Well, starting July 1, 2016, a woman in Indiana will have to bury or cremate that fetus (and fill out appropriate paperwork, too).

Consider the problem: A fertile woman has sex (even protected sex; recall that not all birth control is 100% effective). There is a possibility that one of her eggs was fertilized by her partner’s sperm (and let’s not even ask what we should do if the “partner” was a rapist or incestuous family member…). That woman now has a problem. You see, she won’t know if an egg was fertilized and, if one was, whether it implanted. She really won’t know if she’s pregnant for some time, right? But the State of Indiana doesn’t care about that. Nope. Rather, what the State of Indiana cares about is whether, should her unknown pregnancy miscarry, she buries or cremates the bunch of cells and fills out the appropriate government paperwork (nothing like adding a little shame, right?).
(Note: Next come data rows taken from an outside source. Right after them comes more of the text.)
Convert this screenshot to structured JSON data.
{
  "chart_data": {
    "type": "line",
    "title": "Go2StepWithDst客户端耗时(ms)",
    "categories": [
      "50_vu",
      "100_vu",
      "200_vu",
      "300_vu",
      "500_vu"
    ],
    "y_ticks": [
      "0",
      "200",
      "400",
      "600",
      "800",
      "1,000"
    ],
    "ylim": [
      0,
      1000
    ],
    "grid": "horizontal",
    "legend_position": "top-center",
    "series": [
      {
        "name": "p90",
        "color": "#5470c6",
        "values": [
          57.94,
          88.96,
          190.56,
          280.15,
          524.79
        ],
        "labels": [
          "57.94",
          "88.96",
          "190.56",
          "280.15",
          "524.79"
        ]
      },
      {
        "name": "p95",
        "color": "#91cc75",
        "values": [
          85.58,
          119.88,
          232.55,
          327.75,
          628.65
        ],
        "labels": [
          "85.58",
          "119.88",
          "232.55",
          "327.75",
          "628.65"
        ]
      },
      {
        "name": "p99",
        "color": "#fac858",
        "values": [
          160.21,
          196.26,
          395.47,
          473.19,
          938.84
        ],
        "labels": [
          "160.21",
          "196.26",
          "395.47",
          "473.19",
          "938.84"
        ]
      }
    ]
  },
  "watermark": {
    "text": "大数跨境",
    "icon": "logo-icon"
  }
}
I suppose that beginning in July, Hoosier women that want to avoid inadvertently running afoul of the law, need to be sure that they capture their menstrual flow in a box that they then bury in the backyard (though I suspect that kind of burial runs afoul of the law, too; she probably needs to take the box to a licensed cemetery). Or, perhaps, women can install some sort of incinerator in their toilet bowl (though I’m not sure what they should do when they’re not at home…). I mean, what happens if a woman’s period begins when she is at a local business? Who is responsible for the potential miscarried fetus in that case (who possesses the fetus, the woman or the “facility”)? That of course makes me wonder what women who are traveling to Indiana should do (and I’m also wondering why anyone would want to travel to Indiana these days, given the State’s expressed bigotry toward … well, lots of different groups…). I mean, should hotels provide certified disposal boxes? And let’s not even think about national cheerleading competitions at the Convention Center. No. Don’t go there. Yuck.
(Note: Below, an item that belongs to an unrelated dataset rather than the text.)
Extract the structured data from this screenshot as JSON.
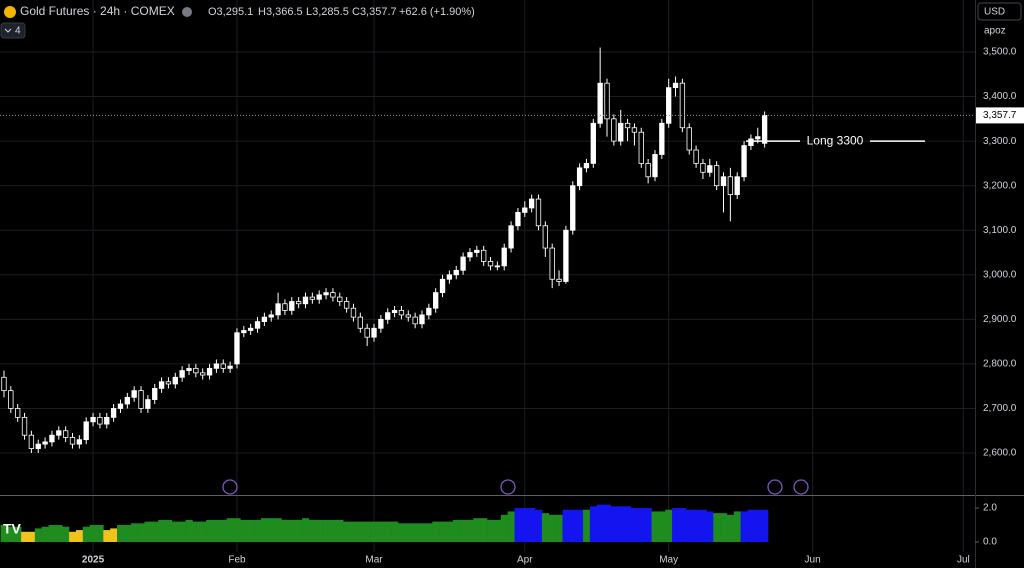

Of course I recognize that I’m being a bit hyperbolic with this concern. I don’t really think that some overzealous prosecutor is going to start knocking on doors and asking women if they’ve properly disposed of their menstrual discharge. The problem is that laws like this are the result of a legislature that doesn’t take the time to listen to testimony, listen to concerns, think about practical effects of legislation, and then take the time and effort to carefully craft legislation to address the (supposed) concern. And if some woman (or abortion clinic) is eventually charged with failing to comply with this insane law, won’t one of the first defenses be that the woman (or clinic) is being singled out when the law is being ignored by and not enforced against literally millions of Hoosier women?
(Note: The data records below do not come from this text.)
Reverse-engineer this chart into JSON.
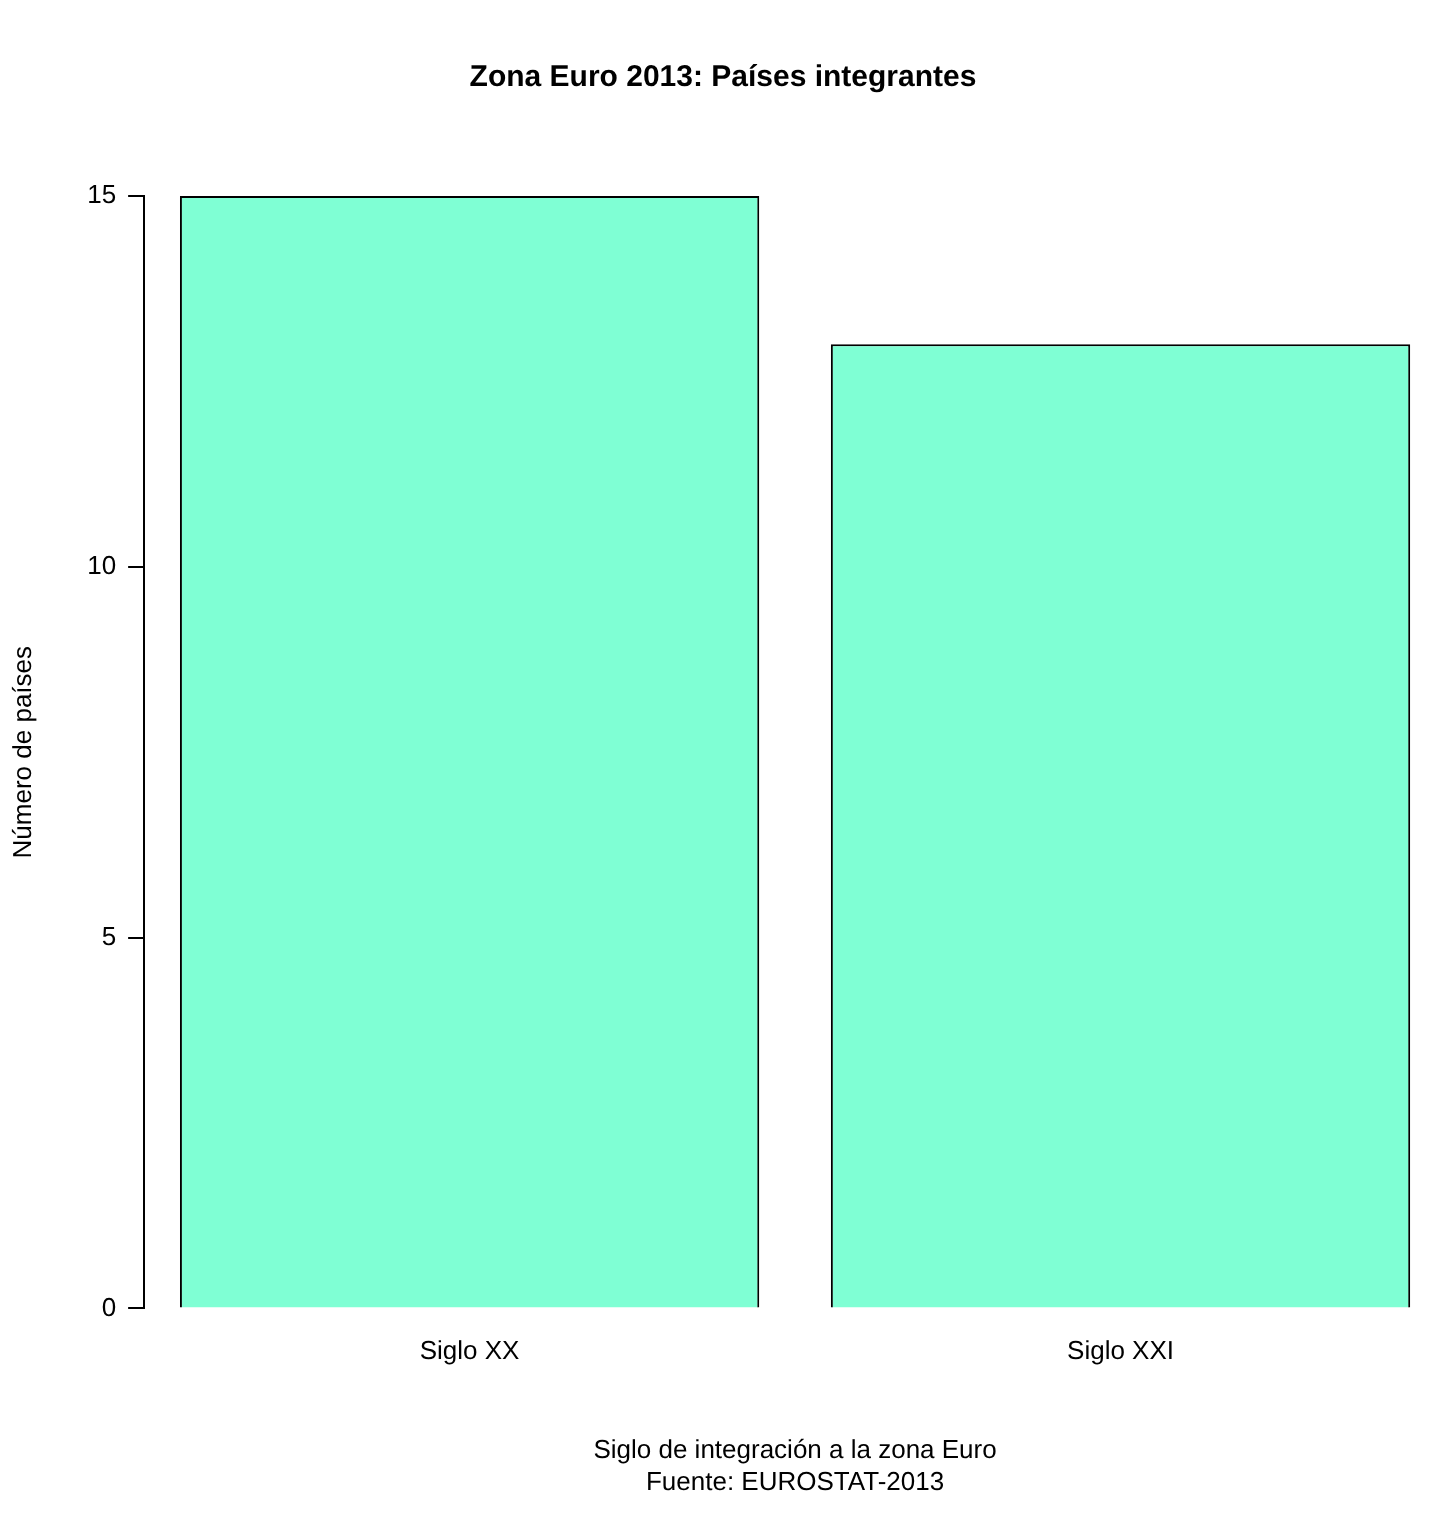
{
  "chart_data": {
    "type": "bar",
    "title": "Zona Euro 2013: Países integrantes",
    "xlabel": "Siglo de integración a la zona Euro",
    "ylabel": "Número de países",
    "annotations": [
      "Fuente: EUROSTAT-2013"
    ],
    "categories": [
      "Siglo XX",
      "Siglo XXI"
    ],
    "values": [
      15,
      13
    ],
    "color": "#7fffd4",
    "ylim": [
      0,
      15
    ],
    "yticks": [
      0,
      5,
      10,
      15
    ],
    "grid": false,
    "legend": false
  }
}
But remember: Republicans aren’t waging a war on women. Nope. Not in Indiana. Move along.

Please call Governor Pence. Please call your state representative and state senator. And please tell them to stay out of your vagina (if you’re a woman) and out of the vagina of your wife, daughter, mother, and sister (if you’re a human). Tell them to fix our roads and schools and to stop using their religious values to dictate how the rest of us should live.

So long as this law remains in effect, Hoosier women who have sex risk breaking the law. And if that isn’t the ultimate attack in the war on women, then I don’t know what is.